Award-winning architect David Rockwell debuts his first broadloom carpet collection, Layered Luxe for Shaw Hospitality Group.
Shaw Hospitality Group’s first collaboration with an outside designer, Layered Luxe by David Rockwell, consists of 17 customizable styles that range from the subtle Watermark, which features traces of an elegant scroll pattern, to the crisp, undulating and striated Geode.
David Rockwell is no stranger to setting the mood in hotels or restaurants, and a robust list of accolades for his hospitality work is a testament to this. But his latest endeavor in this market tackles the challenge of supplying other architects and interior designers with the ingredients to produce such environments. Layered Luxe, a line that Rockwell created in collaboration with Shaw Hospitality Group, is the first broadloom carpet collection designed by the president of New York City-based Rockwell Group, and is aimed at evoking drama, serenity, or quiet elegance for hotel spaces.
The architect characterizes this line as something of a template for designers, with each color customizable in 270 hues and 17 patterns by Shaw’s state-of-the-art looms.

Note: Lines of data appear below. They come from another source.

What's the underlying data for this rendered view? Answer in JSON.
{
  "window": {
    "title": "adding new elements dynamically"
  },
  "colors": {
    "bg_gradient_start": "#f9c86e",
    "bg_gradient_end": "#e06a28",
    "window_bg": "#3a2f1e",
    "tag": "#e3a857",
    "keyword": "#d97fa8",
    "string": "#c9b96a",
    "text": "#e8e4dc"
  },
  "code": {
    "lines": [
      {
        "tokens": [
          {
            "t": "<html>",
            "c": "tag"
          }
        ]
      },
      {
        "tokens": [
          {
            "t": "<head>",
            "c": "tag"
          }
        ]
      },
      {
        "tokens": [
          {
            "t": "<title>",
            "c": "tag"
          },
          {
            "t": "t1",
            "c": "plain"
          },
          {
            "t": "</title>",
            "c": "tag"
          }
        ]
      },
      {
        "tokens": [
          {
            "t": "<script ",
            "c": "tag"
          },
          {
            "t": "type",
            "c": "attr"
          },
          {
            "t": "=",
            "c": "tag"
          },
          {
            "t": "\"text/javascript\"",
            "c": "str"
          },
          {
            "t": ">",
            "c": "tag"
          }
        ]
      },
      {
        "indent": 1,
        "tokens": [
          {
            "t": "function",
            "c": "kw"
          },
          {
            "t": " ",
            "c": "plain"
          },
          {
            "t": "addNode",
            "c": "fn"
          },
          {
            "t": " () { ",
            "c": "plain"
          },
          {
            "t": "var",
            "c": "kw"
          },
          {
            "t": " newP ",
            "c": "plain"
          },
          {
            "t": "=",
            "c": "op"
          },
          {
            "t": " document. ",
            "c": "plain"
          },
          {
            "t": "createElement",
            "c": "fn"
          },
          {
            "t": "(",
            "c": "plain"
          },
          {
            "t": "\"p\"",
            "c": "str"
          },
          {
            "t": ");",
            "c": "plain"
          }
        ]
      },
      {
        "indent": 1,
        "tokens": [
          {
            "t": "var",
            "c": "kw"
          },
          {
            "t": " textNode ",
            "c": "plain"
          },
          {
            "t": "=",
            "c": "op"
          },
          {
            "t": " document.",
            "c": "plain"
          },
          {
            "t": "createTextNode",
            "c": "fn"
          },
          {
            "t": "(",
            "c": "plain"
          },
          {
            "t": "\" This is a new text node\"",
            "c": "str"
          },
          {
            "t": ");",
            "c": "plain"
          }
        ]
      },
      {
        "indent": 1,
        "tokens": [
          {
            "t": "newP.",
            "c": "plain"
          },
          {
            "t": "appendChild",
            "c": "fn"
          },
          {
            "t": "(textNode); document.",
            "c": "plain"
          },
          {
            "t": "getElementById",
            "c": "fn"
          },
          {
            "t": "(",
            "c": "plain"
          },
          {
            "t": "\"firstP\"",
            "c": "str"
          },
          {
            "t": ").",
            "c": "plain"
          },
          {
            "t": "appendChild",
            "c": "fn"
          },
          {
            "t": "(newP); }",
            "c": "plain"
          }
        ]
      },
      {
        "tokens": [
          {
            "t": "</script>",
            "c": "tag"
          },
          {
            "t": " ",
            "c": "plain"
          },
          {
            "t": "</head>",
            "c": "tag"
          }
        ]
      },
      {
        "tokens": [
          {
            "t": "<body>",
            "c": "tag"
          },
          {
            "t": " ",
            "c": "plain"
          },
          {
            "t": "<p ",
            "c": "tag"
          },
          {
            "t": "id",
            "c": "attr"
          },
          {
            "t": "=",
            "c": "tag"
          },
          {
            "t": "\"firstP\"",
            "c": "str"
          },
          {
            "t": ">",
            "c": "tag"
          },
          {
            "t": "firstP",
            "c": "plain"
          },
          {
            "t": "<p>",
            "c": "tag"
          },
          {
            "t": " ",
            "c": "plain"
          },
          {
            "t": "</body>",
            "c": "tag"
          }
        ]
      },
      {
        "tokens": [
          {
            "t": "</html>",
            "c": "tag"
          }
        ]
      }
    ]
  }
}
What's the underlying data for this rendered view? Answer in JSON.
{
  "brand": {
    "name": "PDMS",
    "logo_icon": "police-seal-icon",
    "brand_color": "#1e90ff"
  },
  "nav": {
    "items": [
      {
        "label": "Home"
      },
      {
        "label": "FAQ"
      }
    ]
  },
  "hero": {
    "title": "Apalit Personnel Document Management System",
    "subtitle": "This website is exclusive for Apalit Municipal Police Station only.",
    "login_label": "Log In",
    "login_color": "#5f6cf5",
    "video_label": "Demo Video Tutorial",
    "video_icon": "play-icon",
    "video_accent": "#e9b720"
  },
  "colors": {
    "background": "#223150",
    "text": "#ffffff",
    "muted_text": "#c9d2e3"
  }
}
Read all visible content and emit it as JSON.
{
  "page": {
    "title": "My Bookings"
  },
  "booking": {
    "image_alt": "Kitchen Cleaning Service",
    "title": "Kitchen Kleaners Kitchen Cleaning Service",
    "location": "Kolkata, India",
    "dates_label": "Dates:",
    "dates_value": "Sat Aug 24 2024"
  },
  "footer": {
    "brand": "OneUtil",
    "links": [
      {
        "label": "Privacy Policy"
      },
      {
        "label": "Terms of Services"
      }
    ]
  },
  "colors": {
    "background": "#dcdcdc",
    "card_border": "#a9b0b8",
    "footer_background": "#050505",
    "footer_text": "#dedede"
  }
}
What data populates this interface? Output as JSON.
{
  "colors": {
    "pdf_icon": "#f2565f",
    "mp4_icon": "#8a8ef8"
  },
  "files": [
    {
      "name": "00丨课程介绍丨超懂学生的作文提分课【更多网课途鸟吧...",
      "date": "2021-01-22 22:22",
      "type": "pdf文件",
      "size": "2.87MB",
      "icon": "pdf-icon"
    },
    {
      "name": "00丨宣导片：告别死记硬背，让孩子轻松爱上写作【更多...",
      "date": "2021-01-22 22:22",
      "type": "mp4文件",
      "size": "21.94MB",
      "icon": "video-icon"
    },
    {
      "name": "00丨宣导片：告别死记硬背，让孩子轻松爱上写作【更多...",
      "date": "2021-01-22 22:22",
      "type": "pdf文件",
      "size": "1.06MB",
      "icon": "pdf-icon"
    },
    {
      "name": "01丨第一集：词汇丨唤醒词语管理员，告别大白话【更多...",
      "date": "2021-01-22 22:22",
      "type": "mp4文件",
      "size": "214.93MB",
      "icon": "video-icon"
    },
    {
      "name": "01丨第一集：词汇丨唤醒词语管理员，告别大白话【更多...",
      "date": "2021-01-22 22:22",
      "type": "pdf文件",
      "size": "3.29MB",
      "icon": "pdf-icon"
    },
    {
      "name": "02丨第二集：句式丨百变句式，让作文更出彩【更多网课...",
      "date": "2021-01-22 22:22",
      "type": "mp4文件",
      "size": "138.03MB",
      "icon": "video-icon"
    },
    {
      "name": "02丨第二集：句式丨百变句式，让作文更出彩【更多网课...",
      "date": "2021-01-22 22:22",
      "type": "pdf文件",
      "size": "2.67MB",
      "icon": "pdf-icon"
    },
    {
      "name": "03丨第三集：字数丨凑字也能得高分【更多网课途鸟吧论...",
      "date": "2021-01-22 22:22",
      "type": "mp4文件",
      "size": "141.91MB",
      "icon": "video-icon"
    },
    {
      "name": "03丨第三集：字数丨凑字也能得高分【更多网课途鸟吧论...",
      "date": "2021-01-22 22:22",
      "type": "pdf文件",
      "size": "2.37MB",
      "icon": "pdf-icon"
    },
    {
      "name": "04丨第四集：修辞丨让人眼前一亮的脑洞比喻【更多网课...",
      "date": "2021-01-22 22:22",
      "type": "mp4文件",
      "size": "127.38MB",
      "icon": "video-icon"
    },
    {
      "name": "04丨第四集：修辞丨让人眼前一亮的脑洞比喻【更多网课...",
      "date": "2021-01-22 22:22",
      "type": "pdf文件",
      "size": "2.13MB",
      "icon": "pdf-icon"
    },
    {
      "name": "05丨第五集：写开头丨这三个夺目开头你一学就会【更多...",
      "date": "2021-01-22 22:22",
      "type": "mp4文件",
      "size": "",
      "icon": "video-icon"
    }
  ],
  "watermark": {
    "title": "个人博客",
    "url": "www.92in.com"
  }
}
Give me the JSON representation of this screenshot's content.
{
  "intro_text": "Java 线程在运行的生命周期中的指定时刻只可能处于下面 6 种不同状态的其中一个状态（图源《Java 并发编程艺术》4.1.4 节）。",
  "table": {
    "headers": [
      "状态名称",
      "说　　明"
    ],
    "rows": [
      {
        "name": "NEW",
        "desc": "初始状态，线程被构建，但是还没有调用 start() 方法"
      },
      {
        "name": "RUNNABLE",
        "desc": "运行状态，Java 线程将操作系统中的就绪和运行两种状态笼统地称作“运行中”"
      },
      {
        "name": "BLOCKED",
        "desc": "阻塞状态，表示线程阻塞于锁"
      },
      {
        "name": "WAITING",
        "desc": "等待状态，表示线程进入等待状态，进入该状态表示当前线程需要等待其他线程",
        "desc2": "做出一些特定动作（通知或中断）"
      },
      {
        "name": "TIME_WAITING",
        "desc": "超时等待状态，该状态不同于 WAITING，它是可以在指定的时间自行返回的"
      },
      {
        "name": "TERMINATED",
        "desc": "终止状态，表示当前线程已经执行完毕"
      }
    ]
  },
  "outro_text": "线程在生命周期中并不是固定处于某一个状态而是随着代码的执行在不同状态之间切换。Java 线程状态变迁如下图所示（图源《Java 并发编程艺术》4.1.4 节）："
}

A carpet’s highlights, for instance, can be specified in neutral taupe and gray, while midtones and shadows can be colored in gemlike emerald and dark violet.
“Carpet is a singular medium with infinite varieties,” Rockwell says. For the patterns themselves, “we were able to look at a range of things that are important in our architectural work: abstraction of nature, heirloom rugs, cracked pottery, and other textures and surfaces that could be woven into carpet.” The look of random folds of distressed and aged textiles figures prominently in Crease; undulating layers found in mineral stones are mimicked in Geode; and fine striations shifting between light and dark inform the pattern Ombr’. The entire line is produced with Eco Solution Q nylon, which contains 20% pre-consumer and 25% post-consumer recycled content and is Cradle to Cradle certified.
Asked if he has a particular favorite of the collection, Rockwell answers, “Watermark, because it has a kind of mystery to it-it pushes what can be done with broadloom to an extreme, and it’s almost impossible to find a repeat in it, which I love.” He promptly adds, “But I like my other kids also.”